The Associated Press also highlighted that the document includes false claims that Black Lives Matter had planned attacks before the 2020 elections in November.

“It’s stunning. It’s distressing in many ways. It’s untethered to reality. I worry that it leads to people dying unnecessarily,” Goff said. 

The document shared by ILEETA with its many members went on to include unverified claims that U.S. military officials who served in Iraq and Afghanistan have expressed concern about Black Lives Matter, because they've "witnessed these types of terrorist groups organizing, creating insurgencies and the horrible consequences of it.”

When asked by the Associated Press about the research, ILEETA executive director Harvey Hedden not only defended the falsehoods in the paper, but he also aired his own criticisms of people protesting over police shootings. 

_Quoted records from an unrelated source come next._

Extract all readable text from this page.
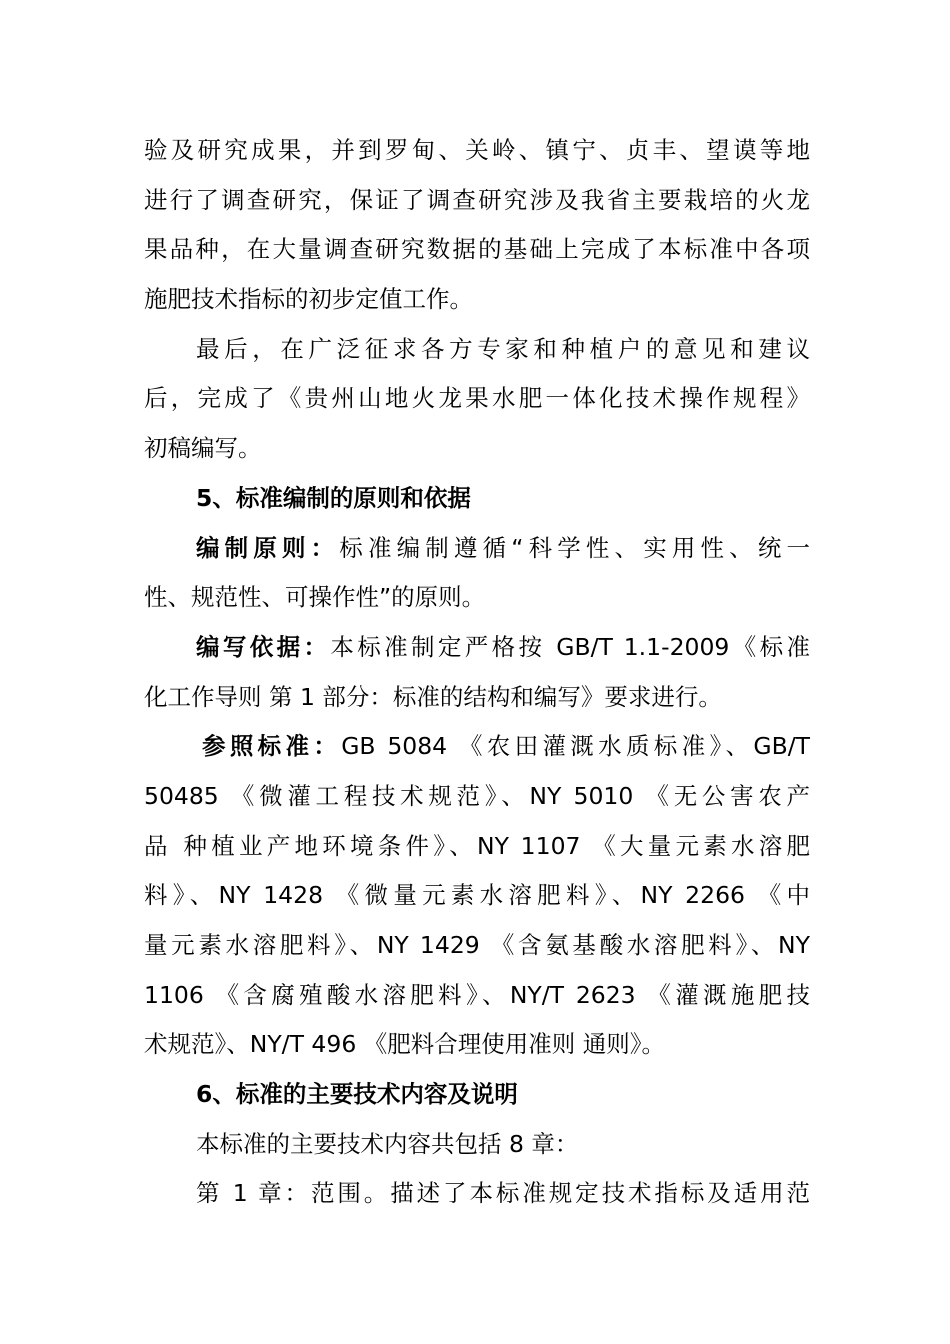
验及研究成果，并到罗甸、关岭、镇宁、贞丰、望谟等地
进行了调查研究，保证了调查研究涉及我省主要栽培的火龙
果品种，在大量调查研究数据的基础上完成了本标准中各项
施肥技术指标的初步定值工作。
最后，在广泛征求各方专家和种植户的意见和建议
后，完成了《贵州山地火龙果水肥一体化技术操作规程》
初稿编写。
5、标准编制的原则和依据
编制原则：标准编制遵循“科学性、实用性、统一
性、规范性、可操作性”的原则。
编写依据：本标准制定严格按 GB/T 1.1-2009《标准
化工作导则 第 1 部分：标准的结构和编写》要求进行。
参照标准：GB 5084 《农田灌溉水质标准》、GB/T
50485 《微灌工程技术规范》、NY 5010 《无公害农产
品 种植业产地环境条件》、NY 1107 《大量元素水溶肥
料》、NY 1428 《微量元素水溶肥料》、NY 2266 《中
量元素水溶肥料》、NY 1429 《含氨基酸水溶肥料》、NY
1106 《含腐殖酸水溶肥料》、NY/T 2623 《灌溉施肥技
术规范》、NY/T 496 《肥料合理使用准则 通则》。
6、标准的主要技术内容及说明
本标准的主要技术内容共包括 8 章：
第 1 章：范围。描述了本标准规定技术指标及适用范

“Just like law enforcement, I am afraid BLM has earned some of these criticisms and others might be over-generalizations,” Hedden said, before adding that there were always "differences of opinion on training issues."

The term "Black Lives Matter" gained popularity in 2013 during the protests over the killing of Trayvon Martin. Since then, the term has come to represent a variety of things including its use as a general term for the widespread movement against police violence, as well as multiple non-profit organizations. 

There is a long history of law enforcement in the United States stoking backlash toward movements against racism and police violence by calling it "terrorism" or implying it is supported by foreign actors. 

Pulitzer Prize-winning writer Tim Weiner told NPR that former FBI Director J. Edgar Hoover considered Martin Luther King Jr. an "enemy of the state." 

"Hoover saw the civil rights movement from the 1950s onward and the anti-war movement from the 1960s onward, as presenting the greatest threats to the stability of the American government since the Civil War. These people were enemies of the state, and in particular Martin Luther King [Jr.] was an enemy of the state. And Hoover aimed to watch over them. If they twitched in the wrong direction, the hammer would come down," Weiner said.